Buzdolabına döndüm ve buzluk kısmını açarak geçenlerde annem ile sardığımız yaprak sarmalarını aldım. Beş bağ çıkartarak düdüklü tencereye koydum ve geriye sadece kekin sorunu yapmak kalmıştı. Bu kadar yemek onlara yeterdi. Kekin sosunu hazırlamıştım ki kekin piştiğini ifade eden ses geldi. Hemen fırını açtım ve o sıcak havanın çıkmasını bekledim. Çıkınca onu da masaya koydum ve saate baktım. Saat çoktan on olmuştu. Zaman çok hızlı geçmişti. Mutfaktan çıkarak odama döndüm ve kendimi yatağa attım. Zaten akşam gelecekleri için sıkıntım yoktu. Gözlerim yavaş yavaş kapandı ve ben buna asla karşı koymamıştım.
❄❄❄
Birinin sürekli kapıma vurması ile gözlerimi zorla açtım. Bür türlü rahat bir uyku çekememiştim. Yavaşça yatağımdan kalktım ve kapımı açtım. Abim bana gülen bir yüz ile bakıyordu. Ne oldu der gibi kafamı salladım ve o da aynı şekilde bana kafasını salladı.
"Abi yine ne var?" Gülümsemesi hemen yerini ciddi bir ifade aldı.
"Hadi hazırlan arkadaşlarım gelecek." Kaşlarımı çattım ve ona şaşkın şaşkın baktım.
"Hani akşam geleceklerdi?" Omuzunu silkti ve bana umursamaz bir şekilde baktı.
"Akşama halı saha yapıcaz. O yüzden erken geldiler. Lafa tutulma hadi üzerini giyin hemen." Sıkılmış bir şekilde ona baktım. Abimin bu tavırları hoşuma gitmesede onu sabahki gibi görmek istemiyordum.
"Annemler işe gitti mi?" Cevap vermek yerine kafasını salladı ve kapımı örterek gitti. Annem ve babam ikiside öğretmenlerdi. O yüzden hayatım her zaman maddi yönden çok rahat geçmişti.
Odama baktım ve ilk önce yatağımı topladım. Ardından ise hemen feracemi ve örtümü taktım. Aynanın karşısına geçerek uzun cilbabıma baktım. İşte aşk buydu. Ardından yeniden odama baktım ve eksik hiçbir şey göremeyince odamdan çıktım. Mutfağa gideceğim sırada dış kapı çaldı. Bir kaç saniye bekledim. Abim açmayınca mecburen ben kapıyı açmaya gittim.
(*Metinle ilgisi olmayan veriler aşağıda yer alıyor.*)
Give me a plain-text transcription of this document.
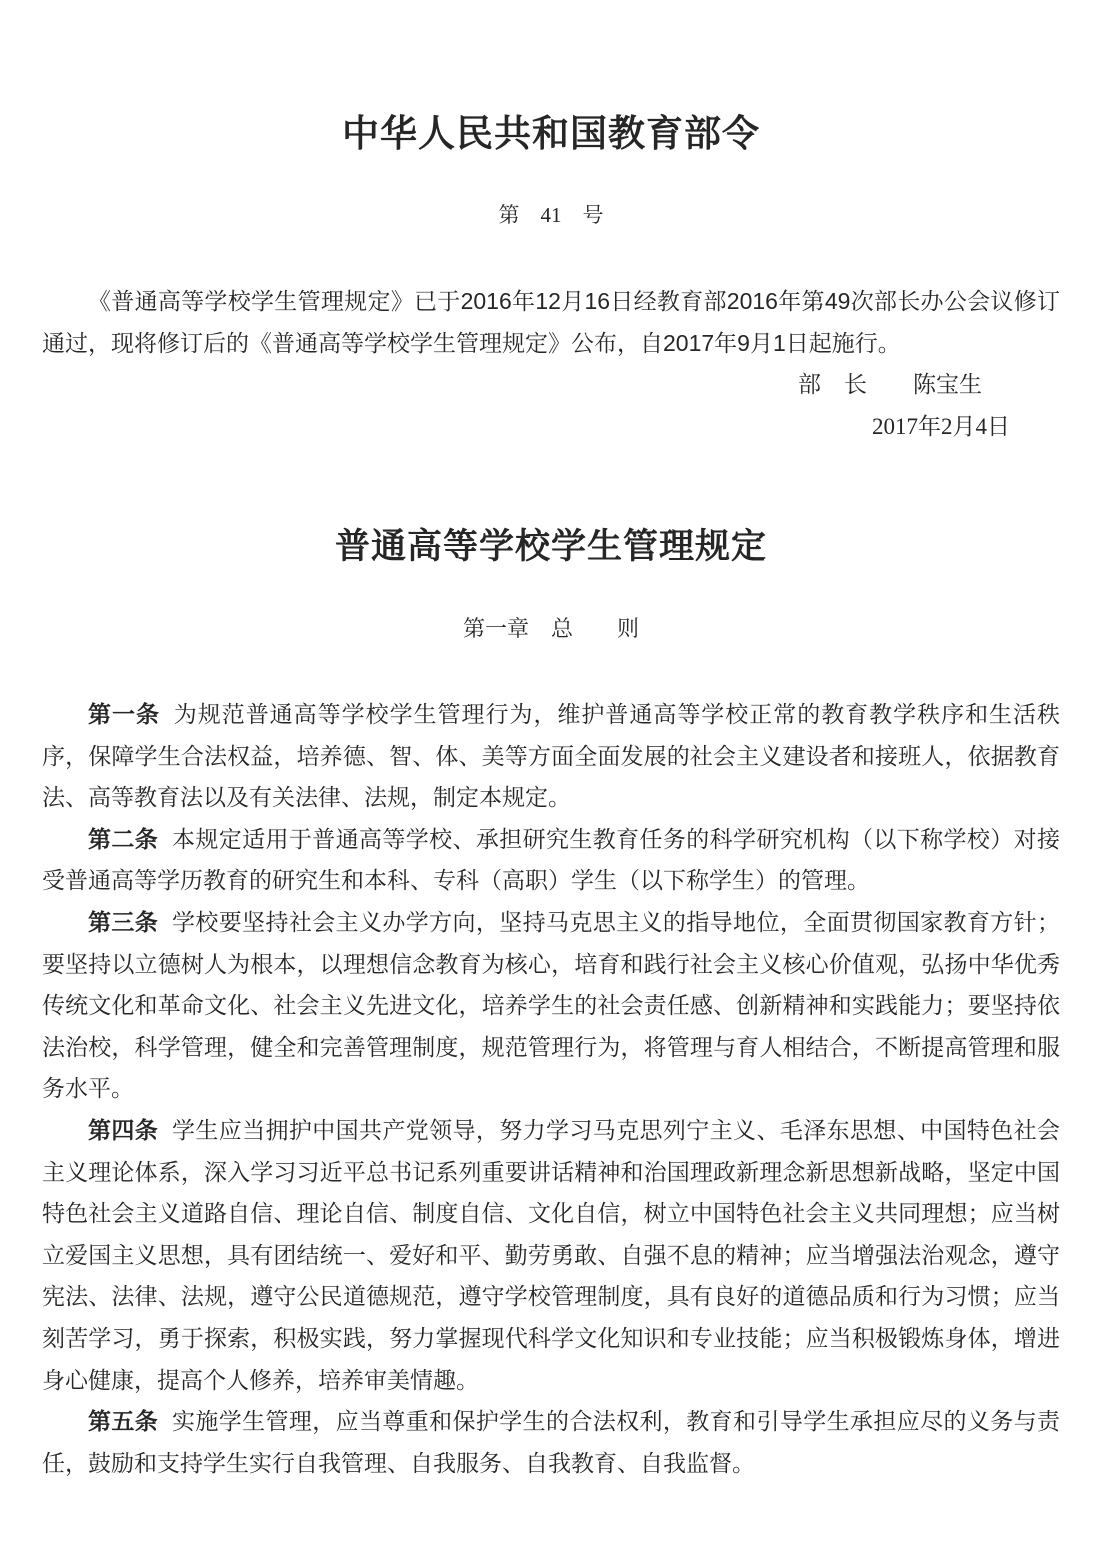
中华人民共和国教育部令
第　41　号

《普通高等学校学生管理规定》已于2016年12月16日经教育部2016年第49次部长办公会议修订通过，现将修订后的《普通高等学校学生管理规定》公布，自2017年9月1日起施行。

部　长　　陈宝生
2017年2月4日
普通高等学校学生管理规定
第一章　总　　则

第一条 为规范普通高等学校学生管理行为，维护普通高等学校正常的教育教学秩序和生活秩序，保障学生合法权益，培养德、智、体、美等方面全面发展的社会主义建设者和接班人，依据教育法、高等教育法以及有关法律、法规，制定本规定。

第二条 本规定适用于普通高等学校、承担研究生教育任务的科学研究机构（以下称学校）对接受普通高等学历教育的研究生和本科、专科（高职）学生（以下称学生）的管理。

第三条 学校要坚持社会主义办学方向，坚持马克思主义的指导地位，全面贯彻国家教育方针；要坚持以立德树人为根本，以理想信念教育为核心，培育和践行社会主义核心价值观，弘扬中华优秀传统文化和革命文化、社会主义先进文化，培养学生的社会责任感、创新精神和实践能力；要坚持依法治校，科学管理，健全和完善管理制度，规范管理行为，将管理与育人相结合，不断提高管理和服务水平。

第四条 学生应当拥护中国共产党领导，努力学习马克思列宁主义、毛泽东思想、中国特色社会主义理论体系，深入学习习近平总书记系列重要讲话精神和治国理政新理念新思想新战略，坚定中国特色社会主义道路自信、理论自信、制度自信、文化自信，树立中国特色社会主义共同理想；应当树立爱国主义思想，具有团结统一、爱好和平、勤劳勇敢、自强不息的精神；应当增强法治观念，遵守宪法、法律、法规，遵守公民道德规范，遵守学校管理制度，具有良好的道德品质和行为习惯；应当刻苦学习，勇于探索，积极实践，努力掌握现代科学文化知识和专业技能；应当积极锻炼身体，增进身心健康，提高个人修养，培养审美情趣。

第五条 实施学生管理，应当尊重和保护学生的合法权利，教育和引导学生承担应尽的义务与责任，鼓励和支持学生实行自我管理、自我服务、自我教育、自我监督。
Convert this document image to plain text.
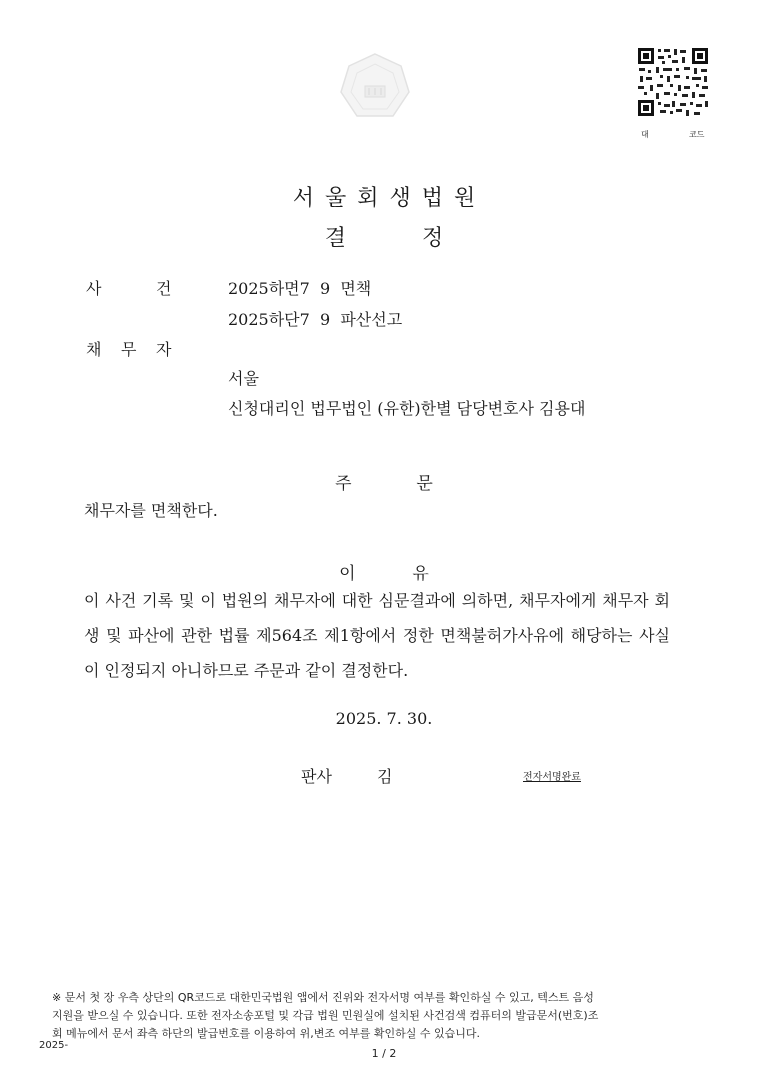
대	코드
서울회생법원
결	정
사	건	2025하면7  9  면책
2025하단7  9  파산선고
채 무 자
서울
신청대리인 법무법인 (유한)한별 담당변호사 김용대
주	문
채무자를 면책한다.
이	유
이 사건 기록 및 이 법원의 채무자에 대한 심문결과에 의하면, 채무자에게 채무자 회생 및 파산에 관한 법률 제564조 제1항에서 정한 면책불허가사유에 해당하는 사실이 인정되지 아니하므로 주문과 같이 결정한다.
2025. 7. 30.
판사	김	전자서명완료
※ 문서 첫 장 우측 상단의 QR코드로 대한민국법원 앱에서 진위와 전자서명 여부를 확인하실 수 있고, 텍스트 음성
지원을 받으실 수 있습니다. 또한 전자소송포털 및 각급 법원 민원실에 설치된 사건검색 컴퓨터의 발급문서(번호)조
회 메뉴에서 문서 좌측 하단의 발급번호를 이용하여 위,변조 여부를 확인하실 수 있습니다.
2025-
1 / 2
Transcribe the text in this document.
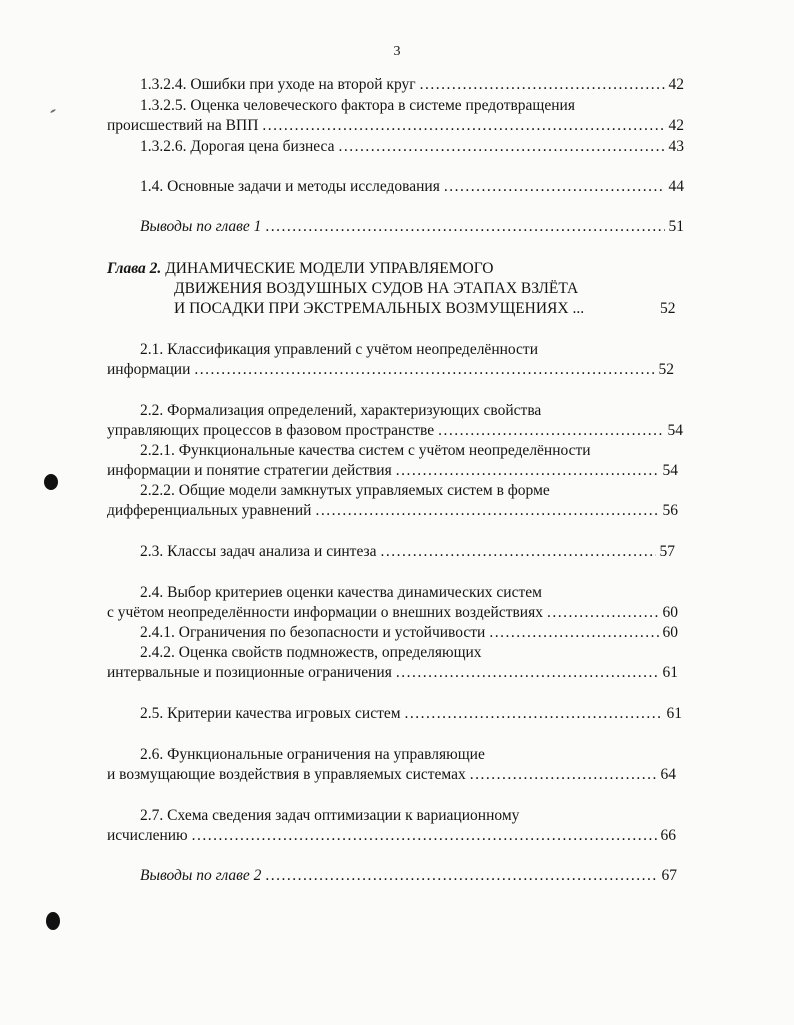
3
1.3.2.4. Ошибки при уходе на второй круг .....	42
1.3.2.5. Оценка человеческого фактора в системе предотвращения
происшествий на ВПП .....	42
1.3.2.6. Дорогая цена бизнеса .....	43
1.4. Основные задачи и методы исследования .....	44
Выводы по главе 1 .....	51
Глава 2. ДИНАМИЧЕСКИЕ МОДЕЛИ УПРАВЛЯЕМОГО
ДВИЖЕНИЯ ВОЗДУШНЫХ СУДОВ НА ЭТАПАХ ВЗЛЁТА
И ПОСАДКИ ПРИ ЭКСТРЕМАЛЬНЫХ ВОЗМУЩЕНИЯХ ...	52
2.1. Классификация управлений с учётом неопределённости
информации .....	52
2.2. Формализация определений, характеризующих свойства
управляющих процессов в фазовом пространстве .....	54
2.2.1. Функциональные качества систем с учётом неопределённости
информации и понятие стратегии действия .....	54
2.2.2. Общие модели замкнутых управляемых систем в форме
дифференциальных уравнений .....	56
2.3. Классы задач анализа и синтеза .....	57
2.4. Выбор критериев оценки качества динамических систем
с учётом неопределённости информации о внешних воздействиях .....	60
2.4.1. Ограничения по безопасности и устойчивости .....	60
2.4.2. Оценка свойств подмножеств, определяющих
интервальные и позиционные ограничения .....	61
2.5. Критерии качества игровых систем .....	61
2.6. Функциональные ограничения на управляющие
и возмущающие воздействия в управляемых системах .....	64
2.7. Схема сведения задач оптимизации к вариационному
исчислению .....	66
Выводы по главе 2 .....	67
Ben gidene kadar kapı bir kere daha çalınmıştı. Kapıyı yavaşça açtım ve karşımda bana gülümseyerek bakan Zeyd abi ile karşılaştım. Bende ona baktım ama gülümsemedim. Zaten o da ben gülmeyince hemen gülümsemesini bitirdi. "Buyur Zeyd abi." İçeriye adım attığında bir şeyler homurdandığını duysam da umarımda olmadı.